Mas algumas observações do autor pecam por excesso de simplificação. Lima inclui as novelas no pacote de programação que teria favorecido Collor, sob o argumento de que nas tramas “a política e o político eram vistos sempre negativamente”.

“Vale Tudo” (1988-1989) é citada como exemplo maior do fenômeno. Ocorre que a história de Gilberto Braga, com suas discussões sobre “ética” e um protagonista (Antonio Fagundes) que estrelava ao mesmo tempo a propaganda do PT, foi uma mão na roda para eleger Luiza Erundina em São Paulo.

É certo que as novelas, em sintonia com o senso comum, promovem a desqualificação da política. Mas seu efeito sobre o telespectador parece ser mais matizado do que sugere o livro.

Completam o volume duas pesquisas sobre telejornalismo. O objeto da primeira é o DF-TV, noticiário da Globo em Brasília.

O estudo acerta ao identificar no programa um “enquadramento adverso em relação à administração local” que não encontra paralelo no noticiário de rede da emissora sobre o governo federal. Quem acompanhou o SP-TV durante a agonia de Celso Pitta sabe do que se trata.

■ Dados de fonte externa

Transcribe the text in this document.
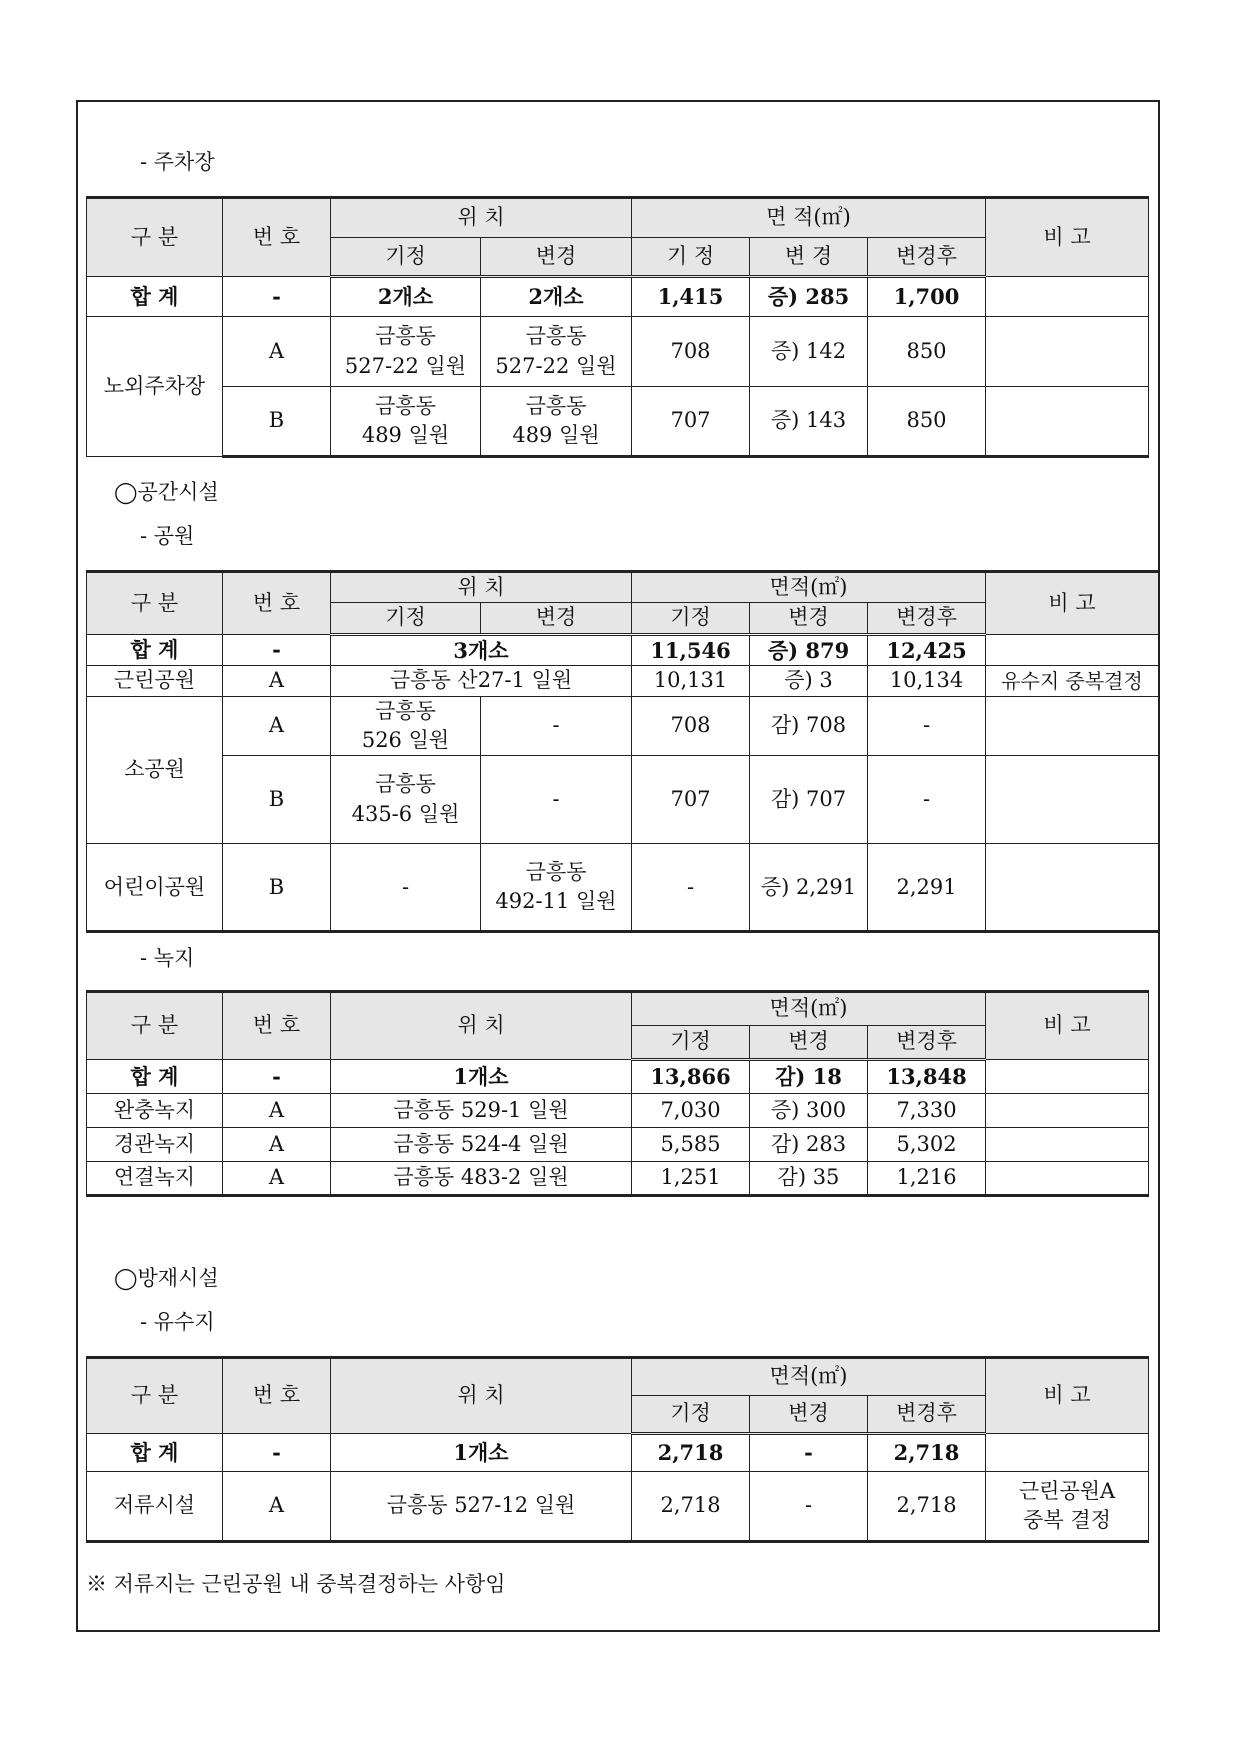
- 주차장
구 분	번 호	위 치		면 적(㎡)			비 고
		기정	변경	기 정	변 경	변경후	
합 계	-	2개소	2개소	1,415	증) 285	1,700	
노외주차장	A	금흥동
527-22 일원	금흥동
527-22 일원	708	증) 142	850	
	B	금흥동
489 일원	금흥동
489 일원	707	증) 143	850	
◯공간시설
- 공원
구 분	번 호	위 치		면적(㎡)			비 고
		기정	변경	기정	변경	변경후	
합 계	-	3개소		11,546	증) 879	12,425	
근린공원	A	금흥동 산27-1 일원		10,131	증) 3	10,134	유수지 중복결정
소공원	A	금흥동
526 일원	-	708	감) 708	-	
	B	금흥동
435-6 일원	-	707	감) 707	-	
어린이공원	B	-	금흥동
492-11 일원	-	증) 2,291	2,291	
- 녹지
구 분	번 호	위 치	면적(㎡)			비 고
			기정	변경	변경후	
합 계	-	1개소	13,866	감) 18	13,848	
완충녹지	A	금흥동 529-1 일원	7,030	증) 300	7,330	
경관녹지	A	금흥동 524-4 일원	5,585	감) 283	5,302	
연결녹지	A	금흥동 483-2 일원	1,251	감) 35	1,216	
◯방재시설
- 유수지
구 분	번 호	위 치	면적(㎡)			비 고
			기정	변경	변경후	
합 계	-	1개소	2,718	-	2,718	
저류시설	A	금흥동 527-12 일원	2,718	-	2,718	근린공원A
중복 결정
※ 저류지는 근린공원 내 중복결정하는 사항임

Mas, em outra simplificação antiglobal, o autor exagera ao afirmar que a ênfase da pauta em demandas imediatas da população faz com que esta “não se organize para encontrar a solução de seus problemas mediante o exercício pleno da cidadania.” Por mais que existam motivos para criticar esses programas, carece de demonstração a idéia de que “o DF-TV não contribui para a solução dos problemas apontados, mas para sua perpetuação.”

A segunda pesquisa constata o progressivo desaparecimento da política e de outros assuntos “sérios” do Jornal Nacional. Ainda que a conclusão não surpreenda, pois o fenômeno vem de longe, o estudo tem o mérito de quantificá-lo pela primeira vez, a partir de mais de 400 horas de fitas.